When you combine his violent business activities with his close association with his brother Hamid, it is unsurprising that AWK had a list of enemies as large as the Hindu Kush Mountains. Even if his killer turns out to have very little real association with the Taliban, AWK's death is, in many ways, just the latest in a string of violent acts against Kandahar's prominent leaders.
From the perspective of the International Security Assistance Force (ISAF), this throws things into disarray. Much like the 32-year old Gen. Abdul Raziq, AWK was beloved of the Americans in particular because of his penchant for getting things done. The Western preference for working through strongmen and thugs probably won't abate even now, which is a real shame.
Ever since the 2007 death of anti-Taliban tribal leader Mullah Naqib, in the Arghandab Valley just north of Kandahar City, the province's leaders have been under the constant threat of death-often from the Taliban, but sometimes from their local rivals. Four years ago, ISAF had the opportunity to start developing the fundamentals of the institutions of government in the area, a system of rule based not on personality or thuggery, but laws, regulations, and structure. They chose, instead, to go through Ahmed Wali Karzai.

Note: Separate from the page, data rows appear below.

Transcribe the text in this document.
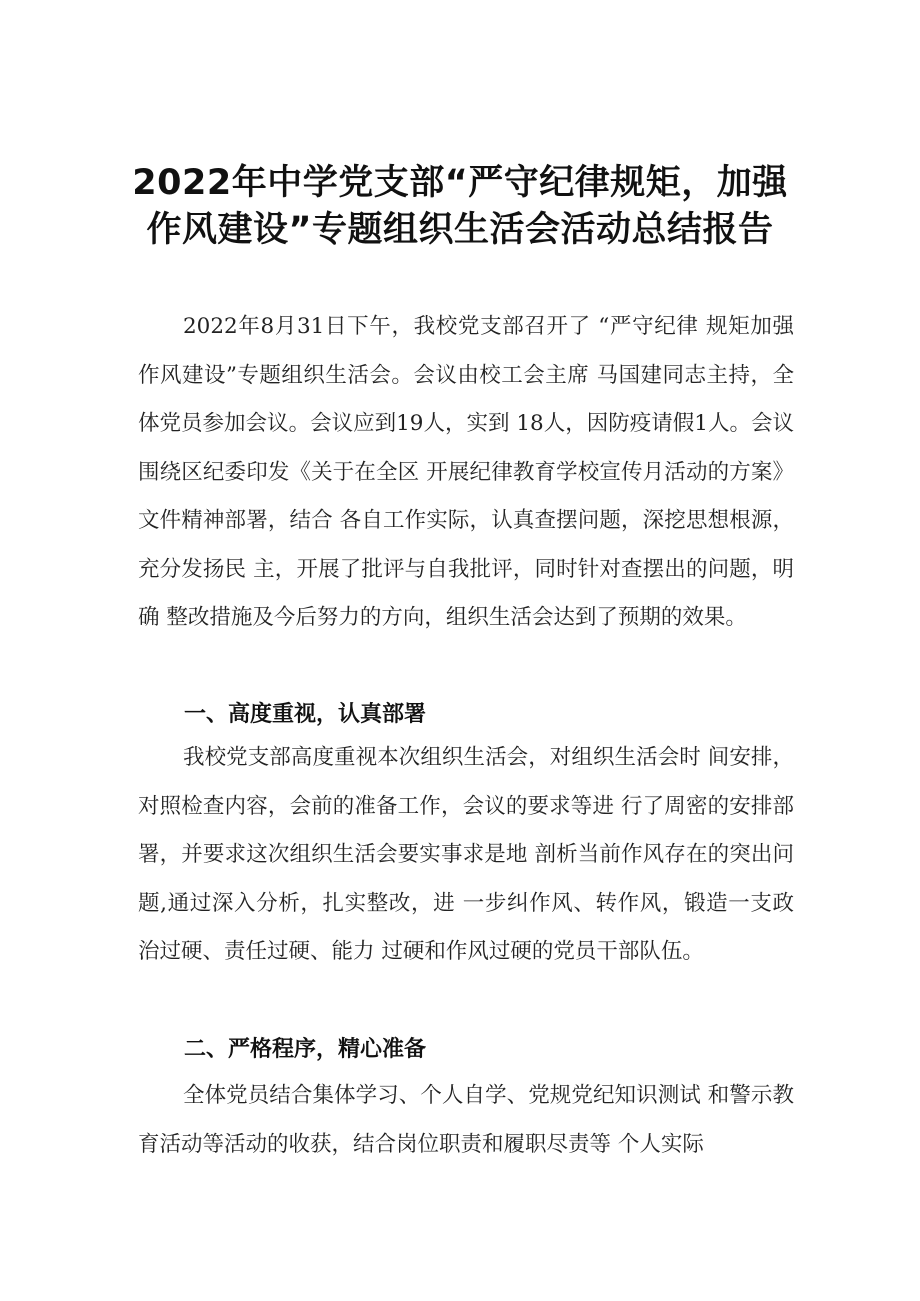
2022年中学党支部“严守纪律规矩，加强
作风建设”专题组织生活会活动总结报告

2022年8月31日下午，我校党支部召开了 “严守纪律 规矩加强作风建设”专题组织生活会。会议由校工会主席 马国建同志主持，全体党员参加会议。会议应到19人，实到 18人，因防疫请假1人。会议围绕区纪委印发《关于在全区 开展纪律教育学校宣传月活动的方案》文件精神部署，结合 各自工作实际，认真查摆问题，深挖思想根源，充分发扬民 主，开展了批评与自我批评，同时针对查摆出的问题，明确 整改措施及今后努力的方向，组织生活会达到了预期的效果。

一、高度重视，认真部署

我校党支部高度重视本次组织生活会，对组织生活会时 间安排，对照检查内容，会前的准备工作，会议的要求等进 行了周密的安排部署，并要求这次组织生活会要实事求是地 剖析当前作风存在的突出问题,通过深入分析，扎实整改，进 一步纠作风、转作风，锻造一支政治过硬、责任过硬、能力 过硬和作风过硬的党员干部队伍。

二、严格程序，精心准备

全体党员结合集体学习、个人自学、党规党纪知识测试 和警示教育活动等活动的收获，结合岗位职责和履职尽责等 个人实际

When your entire modus operandi is based on friendly local strongmen,you rise and fall on their backs. AWK reaped what he sowed in Kandahar: A vicious rule by thug, gently papered over with the veneer of respectability and Western-friendliness. Among the Americans, his loss is devastating; among the Afghans, he will barely be missed.
Joshua Foust is a fellow at the American Security Project and the author of Afghanistan Journal: Selections from Registan.netHe blogs about Central Asia at www.registan.net.